BEGINNER STRATEGIES FOR INVESTORS WITH FIX-N-FLIP PROPERTIES
                                                  flip botton


Like all real estate investors, you may be wondering "what type of real estate" should I invest in to jumpstart my real estate career.

First, if you are planning to invest in any type of real estate, short or long-term, make certain that you have created and finalized a business plan and strategy. Now the business plan doesn't need to be a Fortune 500 level plan, but it does not to be more sophisticated than an idea on a restaurant napkin! So many investors have experienced early failure as a result of not having a basic business plan. (See Real Estate Business Planning 101).

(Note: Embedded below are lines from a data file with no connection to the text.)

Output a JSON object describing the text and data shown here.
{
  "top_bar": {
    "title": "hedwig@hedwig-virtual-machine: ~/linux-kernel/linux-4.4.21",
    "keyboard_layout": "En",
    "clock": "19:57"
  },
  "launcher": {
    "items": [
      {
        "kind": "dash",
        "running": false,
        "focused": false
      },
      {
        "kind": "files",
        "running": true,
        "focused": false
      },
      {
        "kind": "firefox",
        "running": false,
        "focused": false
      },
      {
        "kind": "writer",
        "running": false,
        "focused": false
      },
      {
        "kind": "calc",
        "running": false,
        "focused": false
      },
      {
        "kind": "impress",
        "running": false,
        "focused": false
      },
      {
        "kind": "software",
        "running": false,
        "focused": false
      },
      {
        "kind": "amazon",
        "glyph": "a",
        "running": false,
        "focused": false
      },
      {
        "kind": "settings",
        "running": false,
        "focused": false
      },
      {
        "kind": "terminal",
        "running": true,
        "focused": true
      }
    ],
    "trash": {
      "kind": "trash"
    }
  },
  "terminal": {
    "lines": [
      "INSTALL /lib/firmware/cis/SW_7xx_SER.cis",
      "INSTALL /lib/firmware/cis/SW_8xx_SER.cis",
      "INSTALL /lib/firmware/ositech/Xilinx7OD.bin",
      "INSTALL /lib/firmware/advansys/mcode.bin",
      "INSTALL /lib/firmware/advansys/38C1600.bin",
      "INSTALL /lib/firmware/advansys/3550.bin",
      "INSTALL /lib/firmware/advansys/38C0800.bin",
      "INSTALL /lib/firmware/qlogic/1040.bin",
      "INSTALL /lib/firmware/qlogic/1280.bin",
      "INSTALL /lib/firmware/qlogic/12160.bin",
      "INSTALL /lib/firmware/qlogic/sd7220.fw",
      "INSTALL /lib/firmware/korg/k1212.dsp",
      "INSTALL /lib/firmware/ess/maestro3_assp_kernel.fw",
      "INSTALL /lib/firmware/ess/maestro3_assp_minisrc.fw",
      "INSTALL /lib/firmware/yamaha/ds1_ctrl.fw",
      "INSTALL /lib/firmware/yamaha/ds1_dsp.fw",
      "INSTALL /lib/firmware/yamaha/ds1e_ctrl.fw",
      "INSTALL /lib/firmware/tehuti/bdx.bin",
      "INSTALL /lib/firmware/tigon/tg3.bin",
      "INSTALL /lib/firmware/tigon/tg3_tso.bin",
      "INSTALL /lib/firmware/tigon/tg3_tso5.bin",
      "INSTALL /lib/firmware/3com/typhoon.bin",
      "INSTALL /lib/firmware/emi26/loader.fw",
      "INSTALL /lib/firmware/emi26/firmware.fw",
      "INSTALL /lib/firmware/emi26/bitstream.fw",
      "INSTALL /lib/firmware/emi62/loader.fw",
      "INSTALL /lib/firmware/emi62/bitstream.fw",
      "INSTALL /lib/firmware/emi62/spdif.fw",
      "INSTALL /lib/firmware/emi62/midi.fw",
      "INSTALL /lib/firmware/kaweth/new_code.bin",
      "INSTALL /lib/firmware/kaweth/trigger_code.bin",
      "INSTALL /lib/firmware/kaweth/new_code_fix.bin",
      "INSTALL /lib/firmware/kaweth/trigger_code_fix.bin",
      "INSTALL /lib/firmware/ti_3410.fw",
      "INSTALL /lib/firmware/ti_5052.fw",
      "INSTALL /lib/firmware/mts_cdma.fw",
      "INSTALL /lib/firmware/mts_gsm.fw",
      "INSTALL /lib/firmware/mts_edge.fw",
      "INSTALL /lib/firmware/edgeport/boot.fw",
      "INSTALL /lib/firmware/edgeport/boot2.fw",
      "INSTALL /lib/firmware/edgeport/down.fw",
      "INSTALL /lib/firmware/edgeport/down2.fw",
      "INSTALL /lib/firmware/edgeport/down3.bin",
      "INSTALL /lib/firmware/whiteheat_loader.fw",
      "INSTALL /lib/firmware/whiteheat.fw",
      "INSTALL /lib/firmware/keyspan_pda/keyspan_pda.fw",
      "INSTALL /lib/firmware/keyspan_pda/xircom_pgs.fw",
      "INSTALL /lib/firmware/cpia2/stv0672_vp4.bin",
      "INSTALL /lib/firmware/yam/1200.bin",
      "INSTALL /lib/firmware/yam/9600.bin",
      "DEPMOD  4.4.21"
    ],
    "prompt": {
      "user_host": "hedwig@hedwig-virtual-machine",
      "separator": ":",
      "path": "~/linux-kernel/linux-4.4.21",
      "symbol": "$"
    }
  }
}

After you have all your preliminary plans in place, then it's time to take a hard look at all the types of investments that exist for any willing and qualified real estate investor.

The first investment property that seems to appeal to many investors is a fix-n-flip. The initial excitement and interest comes from stories of big money made in fixing and flipping real estate. For an investor just starting out doing a small fix-n-flip can be a good way to get your feet wet and put some extra cash into your pocket for doing more investing. That being said, the first thing to know about flip properties is that they require a lot of attention. Attention to small and large details. Typically, these types of properties are found in existing and well-established neighborhoods.

The reason for flipping properties in more mature neighborhoods is that the history of sales in any particular neighborhood will in many ways determine your level of success. Fix-n-flip properties require the following criteria to make the investment experience a positive one.

First, purchase the property for well less than what other properties are selling for in total area. Buying below retail helps you to see the actual margin you may have for fix-ups and resale.

Second criteria is what is the current appreciation rates in this neighborhood. For example, if the home is in the area that is appreciating 2 - 3% per month and the location is extremely hot with people who "gotta live there," then you will have to add those percentages on to your anticipating resale of the property.

Analyze the recent SOLD comparables is also important to your projects overall success. Having a handle on the low, mid and high SOLD sales will help you to see where your property will realistically sell.

Knowing the number of days on the market for any given property will also help you build a strong business and financial plan. This data is often critical when you are borrowing money from a bank or mortgage company or when you are considering a private financial partner and need to build a strong business case to support this financial involvement.

Remodeling costs can make you or break you. First of all, evaluate all the areas that must be repaired or updated before ever selling the property. This is one area in particular, when people can lose their shirts from overdoing the fix-ups to running out of money and cutting corners to complete the project. All of these reasons can create a formula for disaster if you aren't careful.

The one area that new investors underestimate is the cost of lining out vs. doing the fix-up work themselves. While investors with construction trade experience have a leg up on the competition, many new investors are equally talented in other aspects of fixing and flipping properties. The bottom line is you must keep your own limitations before jumping into a fix-up project.

Last, but not least, you must determine your finance and resell costs. The cost of financing your project will impact the final outcome of your project. For example, you may get a great interest rate on your loan but it could cost you 1 - 2% extra points if the property is sold in less than 12 months. Or your loan rate may double if you aren't out of the project within 6 months. Basically, there are thousands of loan programs as there are investors, so before signing on the bottom line, make certain you understand the terms.

The last item to consider for your project is the costs of reselling the property. From realtor commissions to title insurance the fees are typically unavoidable. In some states, you may be required to pay the state tax stamp fee on the purchase and on the resale. In some states, a seller can pass a majority of these expenses on to the buyer. In all cases, make sure to review the resale costs with your trusted real estate professional.